By Dan Little
My my my, another genre film? Yet I am not referring to it being animated...gasp as you might I assure you that Rango is a western first and an animated film second. It is also nice to see Verbinski helming something that isn't a pirate movie. So Rango is both the title and the name of our scaled, crazy-eyed lizard protagonist who finds himself chucked from his owner's terrarium and left to die on the side of a desert highway. In desperation Rango wanders the desert until he comes upon the town of Dirt. Dirt is your typical Western genre town. It is desolate, in need of a hero, tortured by outlaws, and run by a crooked mayor seeking his own wealth. The rest of the tale explores Rango's journey from self-proclaimed hero to actually becoming a hero. The tale is stuffed with dazzlingly animated characters, settings, and textures, each pumped full of pizzaz and imagination.
What is really fascinating and earned Rango it's place on my list was it's rather beautiful use of the western genre, especially in the context of a "family" film. The western by its very nature is a genre geared towards boys.

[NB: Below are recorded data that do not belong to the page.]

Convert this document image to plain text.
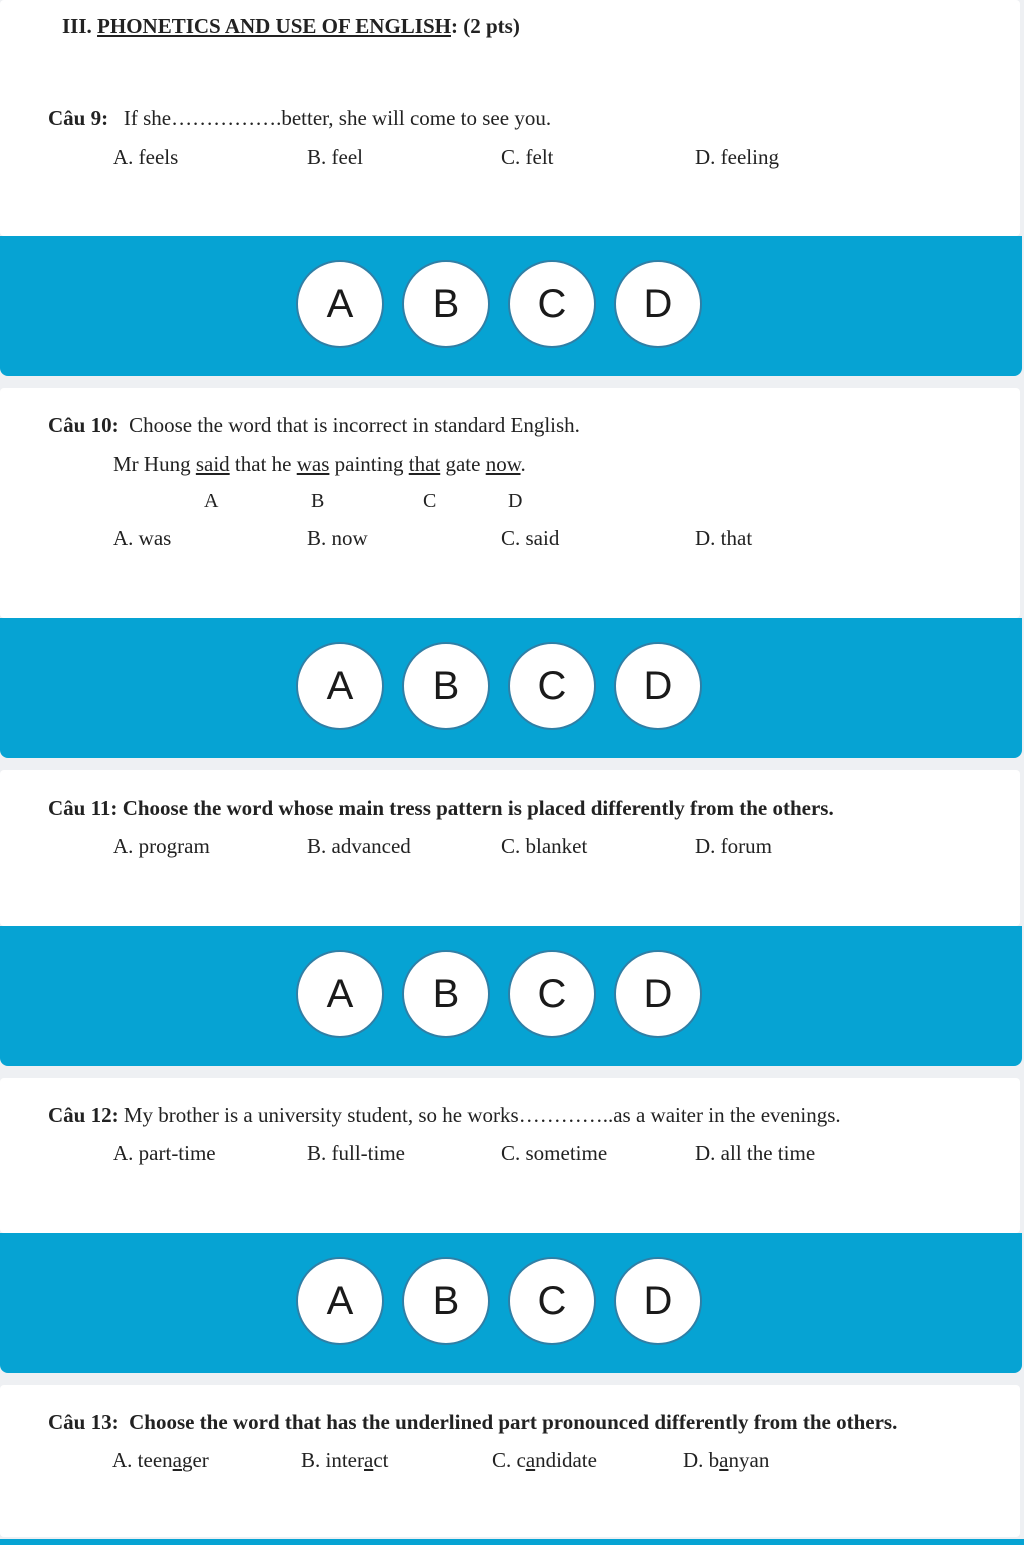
III. PHONETICS AND USE OF ENGLISH: (2 pts)
Câu 9: If she…………….better, she will come to see you.
A. feels	B. feel	C. felt	D. feeling
A	B	C	D
Câu 10: Choose the word that is incorrect in standard English.
Mr Hung said that he was painting that gate now.
A	B	C	D
A. was	B. now	C. said	D. that
A	B	C	D
Câu 11: Choose the word whose main tress pattern is placed differently from the others.
A. program	B. advanced	C. blanket	D. forum
A	B	C	D
Câu 12: My brother is a university student, so he works…………..as a waiter in the evenings.
A. part-time	B. full-time	C. sometime	D. all the time
A	B	C	D
Câu 13: Choose the word that has the underlined part pronounced differently from the others.
A. teenager	B. interact	C. candidate	D. banyan
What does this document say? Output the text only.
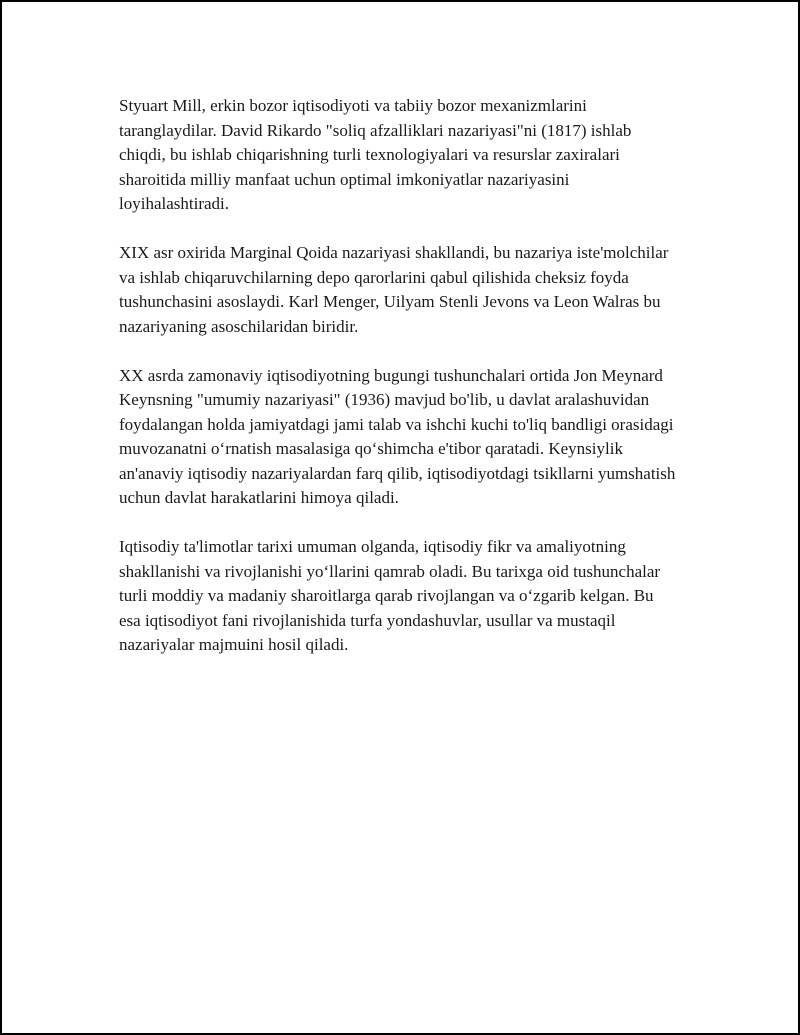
Styuart Mill, erkin bozor iqtisodiyoti va tabiiy bozor mexanizmlarini taranglaydilar. David Rikardo "soliq afzalliklari nazariyasi"ni (1817) ishlab chiqdi, bu ishlab chiqarishning turli texnologiyalari va resurslar zaxiralari sharoitida milliy manfaat uchun optimal imkoniyatlar nazariyasini loyihalashtiradi.

XIX asr oxirida Marginal Qoida nazariyasi shakllandi, bu nazariya iste'molchilar va ishlab chiqaruvchilarning depo qarorlarini qabul qilishida cheksiz foyda tushunchasini asoslaydi. Karl Menger, Uilyam Stenli Jevons va Leon Walras bu nazariyaning asoschilaridan biridir.

XX asrda zamonaviy iqtisodiyotning bugungi tushunchalari ortida Jon Meynard Keynsning "umumiy nazariyasi" (1936) mavjud bo'lib, u davlat aralashuvidan foydalangan holda jamiyatdagi jami talab va ishchi kuchi to'liq bandligi orasidagi muvozanatni o‘rnatish masalasiga qo‘shimcha e'tibor qaratadi. Keynsiylik an'anaviy iqtisodiy nazariyalardan farq qilib, iqtisodiyotdagi tsikllarni yumshatish uchun davlat harakatlarini himoya qiladi.

Iqtisodiy ta'limotlar tarixi umuman olganda, iqtisodiy fikr va amaliyotning shakllanishi va rivojlanishi yo‘llarini qamrab oladi. Bu tarixga oid tushunchalar turli moddiy va madaniy sharoitlarga qarab rivojlangan va o‘zgarib kelgan. Bu esa iqtisodiyot fani rivojlanishida turfa yondashuvlar, usullar va mustaqil nazariyalar majmuini hosil qiladi.
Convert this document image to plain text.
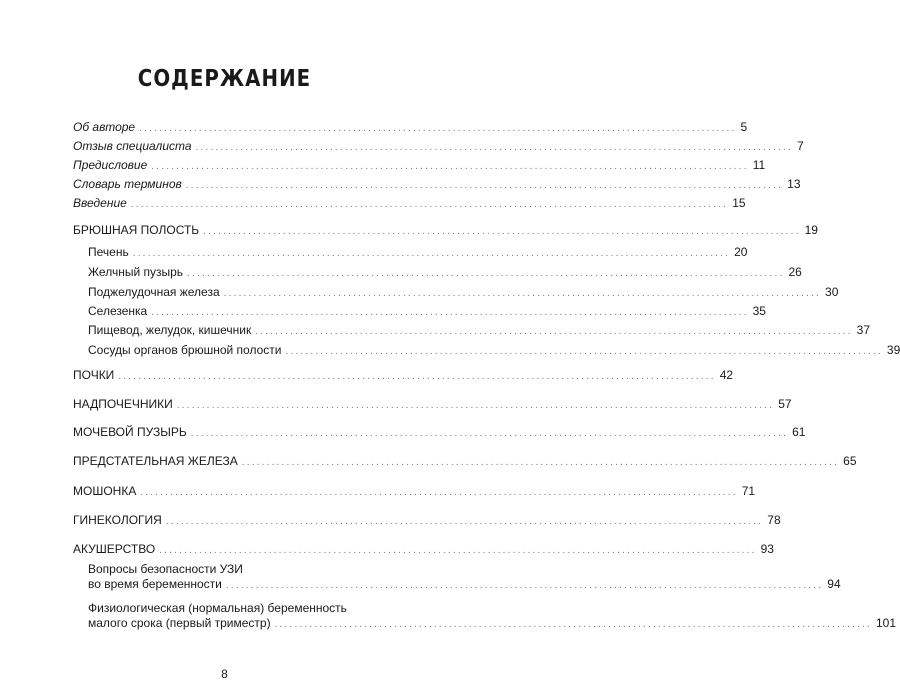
СОДЕРЖАНИЕ
Об авторе ........................................................................................................................ 5
Отзыв специалиста ........................................................................................................................ 7
Предисловие ........................................................................................................................ 11
Словарь терминов ........................................................................................................................ 13
Введение ........................................................................................................................ 15
БРЮШНАЯ ПОЛОСТЬ ........................................................................................................................ 19
Печень ........................................................................................................................ 20
Желчный пузырь ........................................................................................................................ 26
Поджелудочная железа ........................................................................................................................ 30
Селезенка ........................................................................................................................ 35
Пищевод, желудок, кишечник ........................................................................................................................ 37
Сосуды органов брюшной полости ........................................................................................................................ 39
ПОЧКИ ........................................................................................................................ 42
НАДПОЧЕЧНИКИ ........................................................................................................................ 57
МОЧЕВОЙ ПУЗЫРЬ ........................................................................................................................ 61
ПРЕДСТАТЕЛЬНАЯ ЖЕЛЕЗА ........................................................................................................................ 65
МОШОНКА ........................................................................................................................ 71
ГИНЕКОЛОГИЯ ........................................................................................................................ 78
АКУШЕРСТВО ........................................................................................................................ 93
Вопросы безопасности УЗИ
во время беременности ........................................................................................................................ 94
Физиологическая (нормальная) беременность
малого срока (первый триместр) ........................................................................................................................ 101
8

Its all about guns and gals and shooting for justice, theres always a clear bad guy, and theres always the puppetmaster, someone powerful and safely hidden in plain sight. Rango embraces this and changes nothing about the genre, but we get a lot of clever visual humor, some great writing, a few laughable references to well-known fixtures of the genre, Clint Eastwood I am looking at you, and yet the film never panders. It never lowers itself for a childrens audience, but it sits in that sweet spot that so many Pixar films have where mom, dad, and kids can sit and watch and each come away feeling like they just saw something special. Rango is smart, witty, moving, beautifully rendered, and one of the best times you'll have with your family...it also is a great way to introduce those tykes at home about of the most enduring and singularly American genres.